The Park belongs to the Luzon Biogeographic Region, a unique center of endemism in Luzon. It is composed of two mountain ranges within the Cordillera Central with numerous rivers and creeks all draining towards the Saltan River. Mount Sapocoy is the highest peak at 2,456 m. It is located at the western boundary of the park overlooking the Ilocos and Cagayan Valley. The lowest point in the park, with an elevation of 700 m, is at Balbalan in the eastern portion.

In 2022, Republic Act No. 11688 merged this national park and the Banao watershed into the Banao Protected Landscape (BPL).

===Flora and fauna===
At elevations above 1,000 m, the park consists of hardwood, pine and mossy forests. A species of Rafflesia flower has also been discovered in the park.

An important center for biodiversity conservation, the park is home to 89 species of birds, of which 39 are endemic to the Philippines and 2 of them can only be found in Luzon, the Isabela oriole and flame-breasted fruit dove. While none of the recorded species in the park is critical or endangered, four species of birds are categorized vulnerable (2002 IUCN Red List of Threatened Species), among them are the whiskered pitta, Luzon water-redstart and Luzon jungle flycatcher. The park has been designated an Important Bird Area (IBA) by BirdLife International because it supports a significant population of chestnut-faced babblers.

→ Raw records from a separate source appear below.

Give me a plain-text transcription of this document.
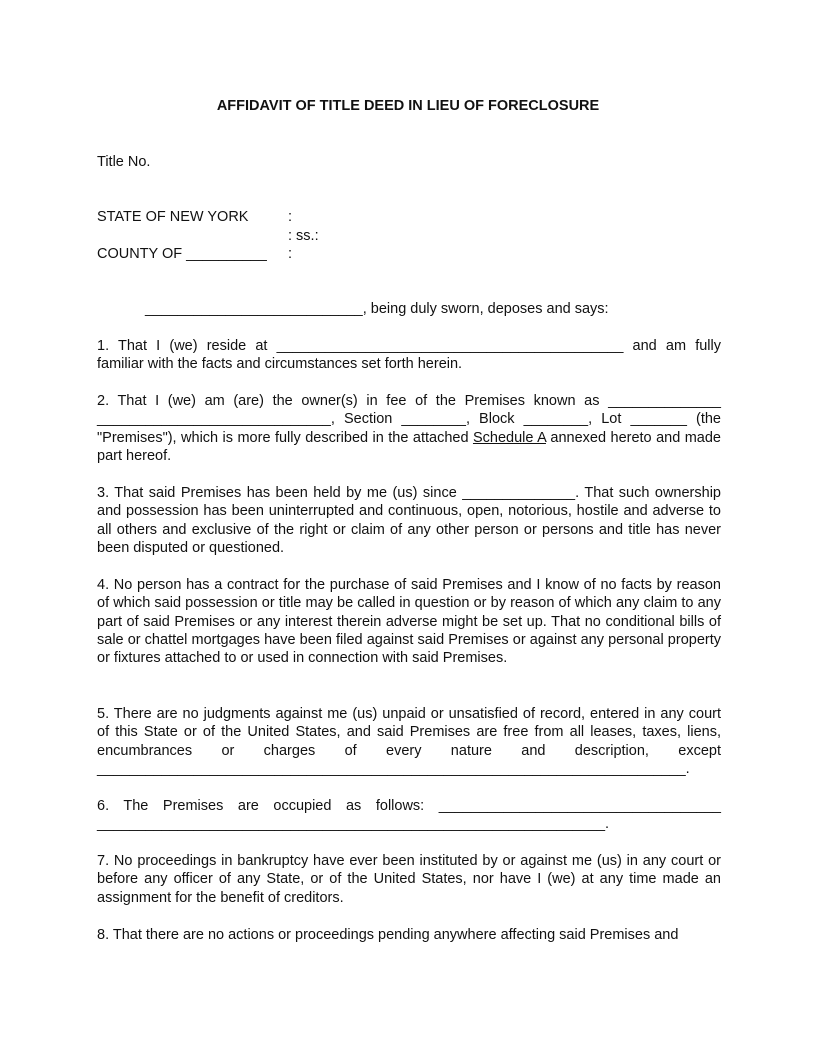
AFFIDAVIT OF TITLE DEED IN LIEU OF FORECLOSURE
Title No.
STATE OF NEW YORK	:
: ss.:
COUNTY OF __________ :
___________________________, being duly sworn, deposes and says:
1. That I (we) reside at ___________________________________________ and am fully familiar with the facts and circumstances set forth herein.
2. That I (we) am (are) the owner(s) in fee of the Premises known as ______________ _____________________________, Section ________, Block ________, Lot _______ (the "Premises"), which is more fully described in the attached Schedule A annexed hereto and made part hereof.
3. That said Premises has been held by me (us) since ______________. That such ownership and possession has been uninterrupted and continuous, open, notorious, hostile and adverse to all others and exclusive of the right or claim of any other person or persons and title has never been disputed or questioned.
4. No person has a contract for the purchase of said Premises and I know of no facts by reason of which said possession or title may be called in question or by reason of which any claim to any part of said Premises or any interest therein adverse might be set up. That no conditional bills of sale or chattel mortgages have been filed against said Premises or against any personal property or fixtures attached to or used in connection with said Premises.
5. There are no judgments against me (us) unpaid or unsatisfied of record, entered in any court of this State or of the United States, and said Premises are free from all leases, taxes, liens, encumbrances or charges of every nature and description, except _________________________________________________________________________.
6. The Premises are occupied as follows: ___________________________________ _______________________________________________________________.
7. No proceedings in bankruptcy have ever been instituted by or against me (us) in any court or before any officer of any State, or of the United States, nor have I (we) at any time made an assignment for the benefit of creditors.
8. That there are no actions or proceedings pending anywhere affecting said Premises and
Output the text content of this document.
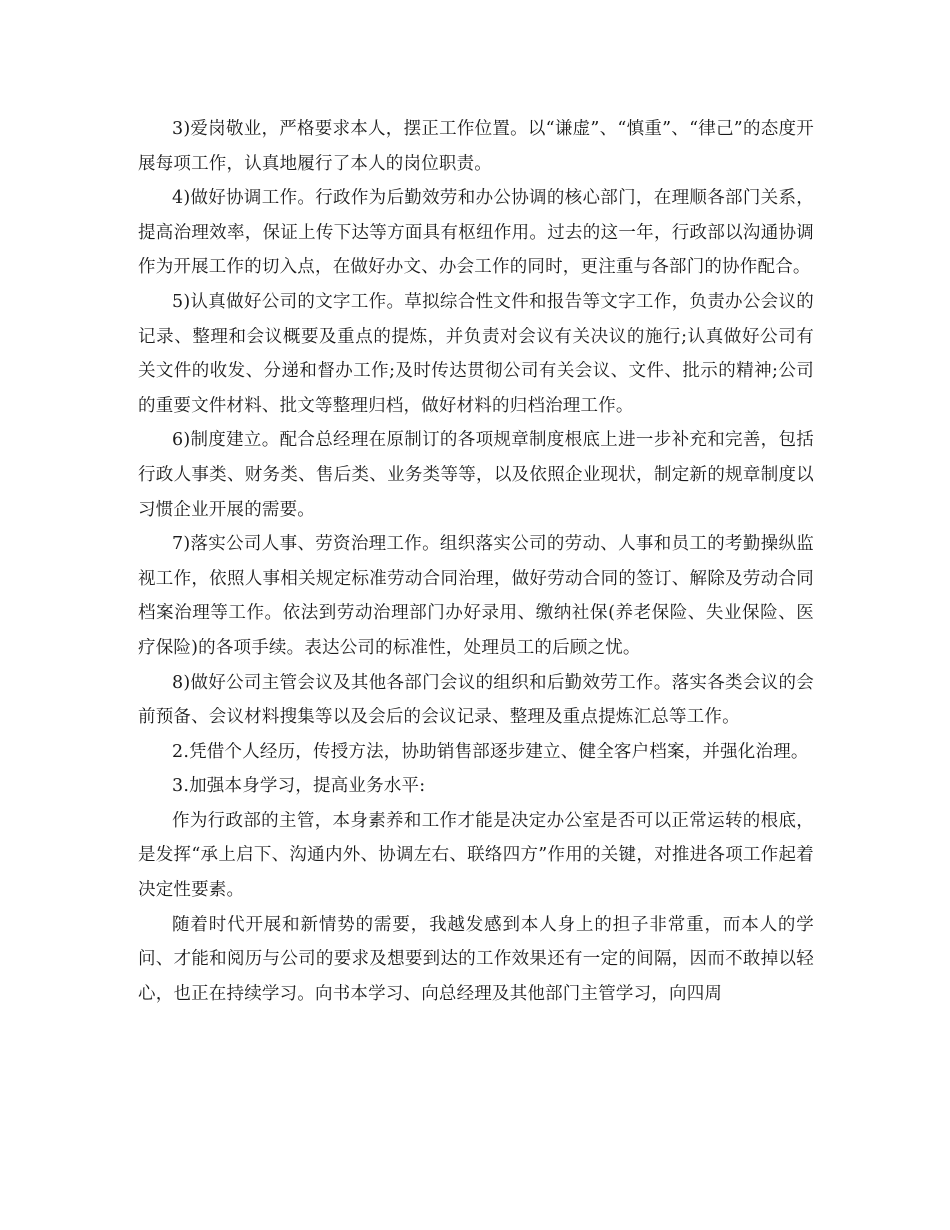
3)爱岗敬业，严格要求本人，摆正工作位置。以“谦虚”、“慎重”、“律己”的态度开展每项工作，认真地履行了本人的岗位职责。

4)做好协调工作。行政作为后勤效劳和办公协调的核心部门，在理顺各部门关系，提高治理效率，保证上传下达等方面具有枢纽作用。过去的这一年，行政部以沟通协调作为开展工作的切入点，在做好办文、办会工作的同时，更注重与各部门的协作配合。

5)认真做好公司的文字工作。草拟综合性文件和报告等文字工作，负责办公会议的记录、整理和会议概要及重点的提炼，并负责对会议有关决议的施行;认真做好公司有关文件的收发、分递和督办工作;及时传达贯彻公司有关会议、文件、批示的精神;公司的重要文件材料、批文等整理归档，做好材料的归档治理工作。

6)制度建立。配合总经理在原制订的各项规章制度根底上进一步补充和完善，包括行政人事类、财务类、售后类、业务类等等，以及依照企业现状，制定新的规章制度以习惯企业开展的需要。

7)落实公司人事、劳资治理工作。组织落实公司的劳动、人事和员工的考勤操纵监视工作，依照人事相关规定标准劳动合同治理，做好劳动合同的签订、解除及劳动合同档案治理等工作。依法到劳动治理部门办好录用、缴纳社保(养老保险、失业保险、医疗保险)的各项手续。表达公司的标准性，处理员工的后顾之忧。

8)做好公司主管会议及其他各部门会议的组织和后勤效劳工作。落实各类会议的会前预备、会议材料搜集等以及会后的会议记录、整理及重点提炼汇总等工作。

2.凭借个人经历，传授方法，协助销售部逐步建立、健全客户档案，并强化治理。

3.加强本身学习，提高业务水平:

作为行政部的主管，本身素养和工作才能是决定办公室是否可以正常运转的根底，是发挥“承上启下、沟通内外、协调左右、联络四方”作用的关键，对推进各项工作起着决定性要素。

随着时代开展和新情势的需要，我越发感到本人身上的担子非常重，而本人的学问、才能和阅历与公司的要求及想要到达的工作效果还有一定的间隔，因而不敢掉以轻心，也正在持续学习。向书本学习、向总经理及其他部门主管学习，向四周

In addition, 23 species of mammals, 13 species of amphibians, 13 species of reptiles and 25 species of earthworms have also been documented. Among them are the Philippine warty pig, Luzon striped rat, Northern Luzon giant cloud rat, Kalinga narrowmouth toad, and Luzon narrow-mouthed frog. Two of these mammal species are listed as endangered, namely the Luzon pygmy fruit bat and the Luzon bushy-tailed cloud rat.